Coal kills a lot of real people in plenty of real ways without indulging this fantasy from a failed nuclear PR campaign designed to make people take radioactive waste less seriously.
I am hoping you have merely been conned by a lying weasel on this issue instead of being one yourself.
Hey guys there is a lot of really great housing that has opened up in Japan. Why don't you all move right in.
Did you ever hear the joke of the Geek that found a talking frog?
Or how about the one where a beautiful woman rides up to a geek on a bicycle?

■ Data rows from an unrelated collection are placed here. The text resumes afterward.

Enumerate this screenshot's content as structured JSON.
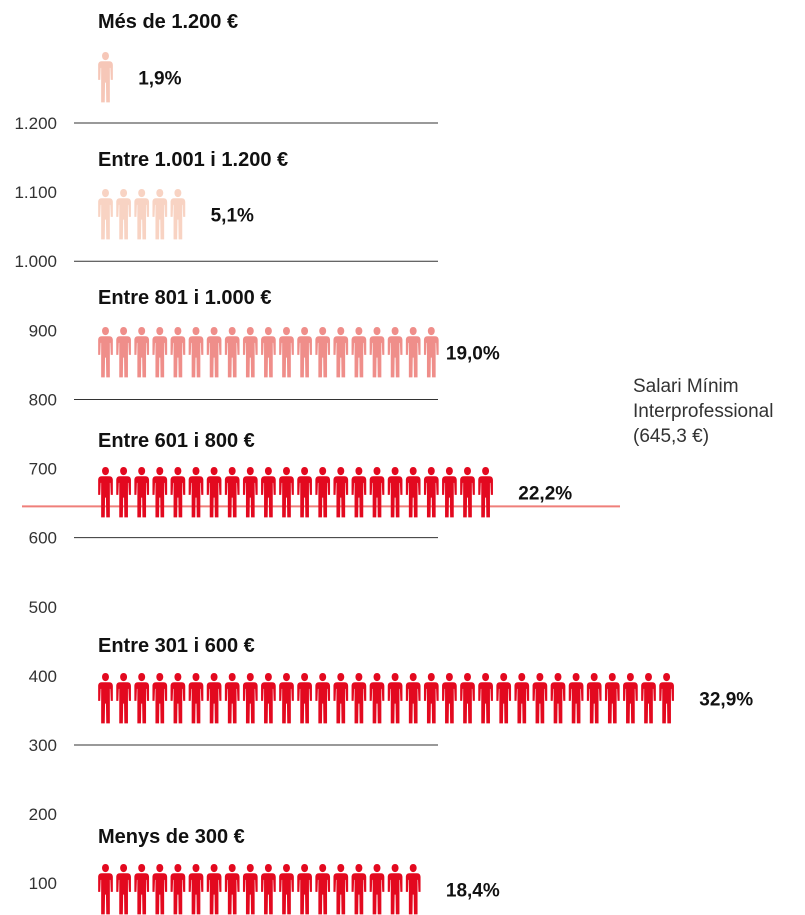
{
  "chart_data": {
    "type": "pictogram",
    "ylim": [
      0,
      1250
    ],
    "yticks": [
      {
        "value": 1200,
        "label": "1.200"
      },
      {
        "value": 1100,
        "label": "1.100"
      },
      {
        "value": 1000,
        "label": "1.000"
      },
      {
        "value": 900,
        "label": "900"
      },
      {
        "value": 800,
        "label": "800"
      },
      {
        "value": 700,
        "label": "700"
      },
      {
        "value": 600,
        "label": "600"
      },
      {
        "value": 500,
        "label": "500"
      },
      {
        "value": 400,
        "label": "400"
      },
      {
        "value": 300,
        "label": "300"
      },
      {
        "value": 200,
        "label": "200"
      },
      {
        "value": 100,
        "label": "100"
      }
    ],
    "gridlines": [
      1200,
      1000,
      800,
      600,
      300
    ],
    "categories": [
      {
        "label": "Més de 1.200 €",
        "value": 1.9,
        "value_label": "1,9%",
        "color": "#f6c7b8"
      },
      {
        "label": "Entre 1.001 i 1.200 €",
        "value": 5.1,
        "value_label": "5,1%",
        "color": "#f8d3c3"
      },
      {
        "label": "Entre 801 i 1.000 €",
        "value": 19.0,
        "value_label": "19,0%",
        "color": "#ef8e8a"
      },
      {
        "label": "Entre 601 i 800 €",
        "value": 22.2,
        "value_label": "22,2%",
        "color": "#e3091f"
      },
      {
        "label": "Entre 301 i 600 €",
        "value": 32.9,
        "value_label": "32,9%",
        "color": "#e3091f"
      },
      {
        "label": "Menys de 300 €",
        "value": 18.4,
        "value_label": "18,4%",
        "color": "#e3091f"
      }
    ],
    "reference_line": {
      "value": 645.3,
      "label_lines": [
        "Salari Mínim",
        "Interprofessional",
        "(645,3 €)"
      ],
      "color": "#ef7f7a"
    }
  }
}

If you knew even a tiny bit about nuclear power from what you could pick up from the press you would already know the answer for that one before asking it. Since even before the 1970s there has been a push towards reactor designs that would not catastrophicly fail upon the loss of coolant. TMI made that even more important and pushed it into the mainstream. The reactors we are talking about are old and did fail after the loss of some coolant.
That's assuming you are really asking about how to prevent earthquate and tsunami damage from leading to catastrophic reactor problems. Your actual question is yet another example of somebody pretending to be incredibly stupid (why pretend I know how to stop earthquakes?) to push an argument instead of relying on the argument instead. There is a lot of such bullshit about now - do they teach that moronic argument tactic in school these days or something? The only polite response to such fake stupidity is to assume that those who use it were actually intelligent enough to survive to the age where they can write and try to work out what line they are pushing with such fake stupity.
I'm sorry, but he's trying to tell me that the Fukushima disaster was caused by the nuclear industry "falling asleep at the wheel again" which makes absolutely no sense because you can't prevent an earthquake.
Of course they cannot prevent earthquakes and I really so not understand why you are pretending to be so stupid. While you cannot command the rain to stop it is still within your power to carry an umbrella.
What the earthquake did was make the cooling system fail. What can be done and has been done in some other reactors is to minimise the concequences of a complete cooling system failure so that the accident is far better contained.